Nutrients

Team Members: Kaiyu Guan, Bin Peng, Andrew Margenot, Jonathan Coppess, Gary Schnitkey

The intensive corn-soybean rotation system in the U.S. Midwest faces increasing risks in maintaining high crop yield and environmental sustainability, especially under a changing climate and management intensification. Cover crops have been proposed as a straightforward and promising adaptation to fit in the current system in the U.S. Midwest and increase its resilience and sustainability. However, the current state of cover crop knowledge remains limited and localized, and adoption by farmers has been slow. Quantifying these outcomes across different environments and practices remains a major challenge. This project uses a comprehensive and integrated approach to assess cover crops at commercial farmlands for the central Corn Belt by combining airborne-satellite sensing, agroecosystem modeling, and economic analysis. Data collected from multi-scale airborne-satellite sensing (including airborne hyperspectral sensing and satellite fusion data) and field plant and soil samples will be used to implement and validate a process-based model (Ecosys) at the field level. We will then assess optimal management strategies of growing cover crops in the current corn-soybean rotation system, from three management aspects (cover crop types, planting time, termination time) in current climate conditions and future climate scenarios, for the three major Corn-Belt states (i.e. Illinois, Iowa and Indiana). We will conduct further economic analysis of cover crop adoption, incorporating different scenarios of crop insurance and emerging carbon market payment.

Team members: Kaiyu Guan, Bin Peng, Sheng Wang

Recommendations on the optimal nitrogen rate can help farmers reduce the fertilizer cost while maintaining the high productivity, thus maximizing net economic returns and reducing nutrient loss. This project aims to maximize the NREC historical and current investment in N rate database development in order to better serve Illinois farmers in nutrient management. This project will compile the most comprehensive NREC N trial database and use the database to upgrade the MRTN calculator. The project will also develop a next generation MRTN calculator based on observation-constrained model simulations. The project will finally develop a web-based platform for both the upgraded and next-generation MRTN calculators to serve Illinois farmers and provide training, outreach, and education to farmers. Check the on-line tool at https://harvest.ncsa.illinois.edu/nitrogen-advisor.

Team members: Andrew Margenot, McKenzie Johnson, Kaiyu Guan, Bin Peng

The U.S. Corn Belt produces about 30% of the world’s corn and soybean, which depends on the use of fertilizers containing both nitrogen (N) and phosphorus (P).
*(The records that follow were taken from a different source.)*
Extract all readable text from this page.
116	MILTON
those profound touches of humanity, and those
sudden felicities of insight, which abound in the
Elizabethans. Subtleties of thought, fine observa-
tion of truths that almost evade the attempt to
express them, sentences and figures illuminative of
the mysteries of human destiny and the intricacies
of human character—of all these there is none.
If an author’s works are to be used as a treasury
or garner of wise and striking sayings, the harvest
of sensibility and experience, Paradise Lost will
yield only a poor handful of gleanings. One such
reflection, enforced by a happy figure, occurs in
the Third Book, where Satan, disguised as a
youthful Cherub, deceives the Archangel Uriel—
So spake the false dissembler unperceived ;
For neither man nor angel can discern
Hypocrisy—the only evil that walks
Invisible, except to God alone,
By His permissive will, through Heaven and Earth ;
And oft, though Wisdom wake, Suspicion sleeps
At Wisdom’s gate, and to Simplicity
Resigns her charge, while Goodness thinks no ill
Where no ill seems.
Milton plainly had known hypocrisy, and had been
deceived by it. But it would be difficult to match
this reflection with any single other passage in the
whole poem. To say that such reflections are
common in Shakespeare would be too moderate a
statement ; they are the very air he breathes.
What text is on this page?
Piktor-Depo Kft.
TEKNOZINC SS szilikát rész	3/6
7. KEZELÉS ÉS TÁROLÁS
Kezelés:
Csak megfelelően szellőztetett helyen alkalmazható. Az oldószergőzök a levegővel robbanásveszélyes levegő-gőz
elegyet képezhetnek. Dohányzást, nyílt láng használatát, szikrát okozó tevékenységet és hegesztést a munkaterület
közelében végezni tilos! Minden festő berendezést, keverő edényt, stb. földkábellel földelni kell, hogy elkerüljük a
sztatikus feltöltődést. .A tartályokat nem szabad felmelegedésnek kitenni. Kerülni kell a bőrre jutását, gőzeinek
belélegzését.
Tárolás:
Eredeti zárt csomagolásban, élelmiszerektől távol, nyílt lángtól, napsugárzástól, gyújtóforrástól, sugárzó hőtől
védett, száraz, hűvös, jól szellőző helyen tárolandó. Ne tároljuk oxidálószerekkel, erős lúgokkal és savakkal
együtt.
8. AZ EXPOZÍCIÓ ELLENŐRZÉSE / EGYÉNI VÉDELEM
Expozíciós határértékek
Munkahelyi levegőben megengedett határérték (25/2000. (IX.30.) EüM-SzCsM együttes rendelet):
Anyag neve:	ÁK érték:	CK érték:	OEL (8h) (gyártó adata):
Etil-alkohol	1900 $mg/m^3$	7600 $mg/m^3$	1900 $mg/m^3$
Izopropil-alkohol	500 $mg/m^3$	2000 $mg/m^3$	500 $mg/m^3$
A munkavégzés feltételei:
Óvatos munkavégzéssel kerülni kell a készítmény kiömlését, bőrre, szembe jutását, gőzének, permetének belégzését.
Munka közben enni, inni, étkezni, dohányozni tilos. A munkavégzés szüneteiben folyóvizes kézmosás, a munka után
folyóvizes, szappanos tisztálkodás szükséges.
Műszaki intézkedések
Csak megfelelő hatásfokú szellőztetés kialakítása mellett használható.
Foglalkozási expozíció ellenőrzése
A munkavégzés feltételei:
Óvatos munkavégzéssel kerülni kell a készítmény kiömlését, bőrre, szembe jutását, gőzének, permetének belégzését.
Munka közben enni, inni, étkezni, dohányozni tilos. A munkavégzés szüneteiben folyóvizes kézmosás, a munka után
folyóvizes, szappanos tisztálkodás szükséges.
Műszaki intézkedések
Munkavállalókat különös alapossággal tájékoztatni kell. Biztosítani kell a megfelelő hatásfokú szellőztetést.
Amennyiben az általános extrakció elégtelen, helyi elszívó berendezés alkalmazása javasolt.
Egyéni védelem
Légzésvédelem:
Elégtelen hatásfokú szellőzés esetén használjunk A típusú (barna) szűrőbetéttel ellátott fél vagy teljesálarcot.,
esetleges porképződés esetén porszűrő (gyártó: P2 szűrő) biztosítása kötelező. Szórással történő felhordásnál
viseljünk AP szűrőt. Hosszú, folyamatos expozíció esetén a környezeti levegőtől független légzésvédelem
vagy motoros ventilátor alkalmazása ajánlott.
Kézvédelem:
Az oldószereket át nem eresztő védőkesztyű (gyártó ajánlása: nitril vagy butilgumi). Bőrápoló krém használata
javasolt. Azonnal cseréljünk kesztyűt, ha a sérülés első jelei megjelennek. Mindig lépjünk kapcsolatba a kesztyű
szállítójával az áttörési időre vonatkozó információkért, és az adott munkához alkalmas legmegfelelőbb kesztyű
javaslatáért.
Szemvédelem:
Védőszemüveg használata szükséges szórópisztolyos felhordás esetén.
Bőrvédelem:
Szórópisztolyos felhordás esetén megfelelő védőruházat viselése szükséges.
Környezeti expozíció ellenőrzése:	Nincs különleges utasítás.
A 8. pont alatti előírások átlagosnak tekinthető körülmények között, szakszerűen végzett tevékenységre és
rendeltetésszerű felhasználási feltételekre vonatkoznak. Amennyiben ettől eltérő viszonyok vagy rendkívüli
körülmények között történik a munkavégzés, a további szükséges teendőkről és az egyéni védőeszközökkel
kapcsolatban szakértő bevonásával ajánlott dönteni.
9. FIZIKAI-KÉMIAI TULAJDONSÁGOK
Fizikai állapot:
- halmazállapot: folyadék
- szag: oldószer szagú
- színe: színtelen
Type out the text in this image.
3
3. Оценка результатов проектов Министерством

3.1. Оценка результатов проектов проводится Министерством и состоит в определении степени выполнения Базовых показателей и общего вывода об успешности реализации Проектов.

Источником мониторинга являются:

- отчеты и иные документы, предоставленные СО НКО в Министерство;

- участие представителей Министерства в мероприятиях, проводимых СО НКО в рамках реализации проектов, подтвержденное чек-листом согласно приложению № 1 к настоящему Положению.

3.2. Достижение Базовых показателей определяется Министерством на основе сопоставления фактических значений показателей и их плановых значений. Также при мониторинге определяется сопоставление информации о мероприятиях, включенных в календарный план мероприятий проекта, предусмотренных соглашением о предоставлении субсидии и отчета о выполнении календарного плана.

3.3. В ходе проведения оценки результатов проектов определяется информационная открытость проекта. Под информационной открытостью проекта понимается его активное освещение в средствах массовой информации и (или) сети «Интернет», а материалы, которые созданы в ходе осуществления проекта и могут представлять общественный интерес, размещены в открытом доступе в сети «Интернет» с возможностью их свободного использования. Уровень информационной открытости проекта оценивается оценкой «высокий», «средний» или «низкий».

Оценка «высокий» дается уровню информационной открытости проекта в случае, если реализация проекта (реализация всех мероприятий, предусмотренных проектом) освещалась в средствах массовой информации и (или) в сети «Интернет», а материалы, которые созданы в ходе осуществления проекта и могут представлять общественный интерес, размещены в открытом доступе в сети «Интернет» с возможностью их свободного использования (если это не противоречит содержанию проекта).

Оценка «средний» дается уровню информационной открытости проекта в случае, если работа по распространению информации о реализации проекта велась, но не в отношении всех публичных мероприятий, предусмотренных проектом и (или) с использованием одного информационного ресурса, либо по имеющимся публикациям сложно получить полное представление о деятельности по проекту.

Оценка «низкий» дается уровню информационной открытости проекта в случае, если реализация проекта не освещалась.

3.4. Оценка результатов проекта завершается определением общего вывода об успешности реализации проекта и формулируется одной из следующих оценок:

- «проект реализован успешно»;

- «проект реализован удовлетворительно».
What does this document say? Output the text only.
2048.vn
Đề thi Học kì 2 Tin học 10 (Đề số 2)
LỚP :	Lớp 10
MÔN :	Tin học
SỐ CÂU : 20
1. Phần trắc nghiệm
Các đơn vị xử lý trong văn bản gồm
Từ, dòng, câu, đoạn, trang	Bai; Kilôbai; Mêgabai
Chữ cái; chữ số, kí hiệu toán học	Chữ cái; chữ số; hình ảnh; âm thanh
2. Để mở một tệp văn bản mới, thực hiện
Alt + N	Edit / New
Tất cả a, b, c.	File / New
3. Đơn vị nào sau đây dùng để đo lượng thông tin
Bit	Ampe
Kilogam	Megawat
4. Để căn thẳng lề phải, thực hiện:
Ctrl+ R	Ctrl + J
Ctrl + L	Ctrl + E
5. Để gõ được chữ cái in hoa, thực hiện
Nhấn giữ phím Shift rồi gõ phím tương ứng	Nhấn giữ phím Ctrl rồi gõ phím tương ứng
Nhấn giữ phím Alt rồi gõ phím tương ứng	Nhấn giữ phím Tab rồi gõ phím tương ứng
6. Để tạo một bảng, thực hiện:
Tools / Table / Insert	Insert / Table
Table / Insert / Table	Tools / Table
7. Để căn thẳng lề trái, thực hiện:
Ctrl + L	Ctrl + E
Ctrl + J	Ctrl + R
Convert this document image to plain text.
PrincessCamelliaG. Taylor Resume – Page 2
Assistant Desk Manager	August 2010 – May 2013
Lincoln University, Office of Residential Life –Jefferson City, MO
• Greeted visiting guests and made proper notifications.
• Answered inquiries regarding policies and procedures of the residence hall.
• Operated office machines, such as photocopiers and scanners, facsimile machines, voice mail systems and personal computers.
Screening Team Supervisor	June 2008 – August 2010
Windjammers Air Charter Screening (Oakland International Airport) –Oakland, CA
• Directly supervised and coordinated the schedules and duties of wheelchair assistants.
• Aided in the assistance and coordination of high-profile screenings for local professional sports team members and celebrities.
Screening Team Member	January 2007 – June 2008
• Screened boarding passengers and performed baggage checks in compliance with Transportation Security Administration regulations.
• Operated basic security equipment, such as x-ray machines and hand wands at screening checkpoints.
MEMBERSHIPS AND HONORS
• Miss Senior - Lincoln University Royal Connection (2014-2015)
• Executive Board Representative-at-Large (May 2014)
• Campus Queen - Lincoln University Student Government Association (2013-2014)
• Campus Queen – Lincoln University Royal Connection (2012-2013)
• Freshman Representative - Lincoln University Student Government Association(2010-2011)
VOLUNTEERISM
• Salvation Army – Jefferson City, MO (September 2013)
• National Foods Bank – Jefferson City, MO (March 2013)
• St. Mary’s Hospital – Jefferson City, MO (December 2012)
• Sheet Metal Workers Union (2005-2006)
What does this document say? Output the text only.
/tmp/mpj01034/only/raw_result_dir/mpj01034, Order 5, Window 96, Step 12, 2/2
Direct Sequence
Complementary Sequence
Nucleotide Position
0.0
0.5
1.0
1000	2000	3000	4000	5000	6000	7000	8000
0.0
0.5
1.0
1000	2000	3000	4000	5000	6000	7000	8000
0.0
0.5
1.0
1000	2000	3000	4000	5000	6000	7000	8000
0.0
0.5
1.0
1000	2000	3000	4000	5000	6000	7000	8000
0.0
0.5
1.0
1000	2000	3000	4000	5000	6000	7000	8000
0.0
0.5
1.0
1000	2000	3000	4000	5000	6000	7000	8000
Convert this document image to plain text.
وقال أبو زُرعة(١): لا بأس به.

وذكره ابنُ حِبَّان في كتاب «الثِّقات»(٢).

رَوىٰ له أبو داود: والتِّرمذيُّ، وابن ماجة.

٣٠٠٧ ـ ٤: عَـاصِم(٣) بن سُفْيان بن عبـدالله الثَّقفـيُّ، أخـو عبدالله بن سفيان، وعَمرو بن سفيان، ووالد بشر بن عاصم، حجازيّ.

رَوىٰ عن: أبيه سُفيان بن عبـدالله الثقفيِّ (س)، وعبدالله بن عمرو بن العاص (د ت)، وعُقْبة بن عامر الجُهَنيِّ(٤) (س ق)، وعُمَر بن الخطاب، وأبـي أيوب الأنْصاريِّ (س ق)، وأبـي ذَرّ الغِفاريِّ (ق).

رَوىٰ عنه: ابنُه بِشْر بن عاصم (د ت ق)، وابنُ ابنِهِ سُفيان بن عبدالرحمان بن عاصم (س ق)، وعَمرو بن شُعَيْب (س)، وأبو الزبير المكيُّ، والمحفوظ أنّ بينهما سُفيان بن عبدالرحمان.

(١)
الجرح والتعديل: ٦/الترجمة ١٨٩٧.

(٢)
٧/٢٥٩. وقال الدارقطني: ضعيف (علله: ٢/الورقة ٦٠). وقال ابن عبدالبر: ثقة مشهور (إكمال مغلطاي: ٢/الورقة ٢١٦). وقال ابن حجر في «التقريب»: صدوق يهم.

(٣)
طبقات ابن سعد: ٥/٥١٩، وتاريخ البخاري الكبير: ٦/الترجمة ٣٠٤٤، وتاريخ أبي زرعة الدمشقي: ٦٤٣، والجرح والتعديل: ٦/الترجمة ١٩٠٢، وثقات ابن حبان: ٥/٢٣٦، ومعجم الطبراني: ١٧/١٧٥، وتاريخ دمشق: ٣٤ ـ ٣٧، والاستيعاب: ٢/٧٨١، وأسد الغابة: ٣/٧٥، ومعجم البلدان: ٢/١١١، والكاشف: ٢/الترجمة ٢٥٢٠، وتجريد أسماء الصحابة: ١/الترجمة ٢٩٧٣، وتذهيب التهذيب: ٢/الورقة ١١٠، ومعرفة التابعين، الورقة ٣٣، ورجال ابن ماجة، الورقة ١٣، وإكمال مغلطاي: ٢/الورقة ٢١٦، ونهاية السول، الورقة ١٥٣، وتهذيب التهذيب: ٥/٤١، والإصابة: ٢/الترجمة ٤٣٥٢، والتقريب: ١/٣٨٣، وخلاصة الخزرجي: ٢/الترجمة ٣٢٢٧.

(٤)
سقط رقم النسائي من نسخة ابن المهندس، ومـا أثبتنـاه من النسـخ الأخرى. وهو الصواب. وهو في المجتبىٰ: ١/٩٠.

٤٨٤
However, heavy fertilizing directly affects farmers in terms of expenses and threatens valuable natural resources. Yet, farmers’ perceptions of nutrient management challenges vary widely as does their willingness to adopt novel nutrient management approaches. Thus, an urgent unmet need exists to provide farmers with and help them adopt effective and trusted nutrient management tools that are informed by advanced science and technology as well as by farmer-based practical expertise. This project addresses these needs by developing a smart and connected “Nutrient Management Community” (NuMC) in rural farming communities in the U.S. Corn Belt. Specifically, we will take an integrated approach using farmer-researcher-farmer knowledge transfers to co-produce an NuMC. Our primary goal is to develop science-driven recommendations on N and P management that can be tailored to different farmers’ needs.

Team members: Andrew Margenot, Shengnan Zhou, Bruce L Rhoads, Sheng Wang, Kaiyu Guan

Phosphorus (P) loss through streambank erosion can contribute to up to one-third of total riverine P export (e.g., Iowa). However, the contribution of this overlooked non-point source P losses in Illinois remains unknown. Quantifying streambank erosion –where and how much– is necessary to distinguish non-point source P responsiveness to best management practices, which can be used to identify and guide cost‐efficient mitigation strategies. This project focuses on quantifying non-agricultural sources of P that leach into the Mississippi River, clarifying agricultural P contributions. To achieve this goal, this project uses field data collection, airborne-satellite integrative sensing, and process-based watershed modeling to quantify river bank erosion and P loss. The study will provide much-needed information for a 2025 milestone in the Illinois Nutrient Loss Reduction Strategy to reduce P losses to the Mississippi River and ultimately the Gulf of Mexico.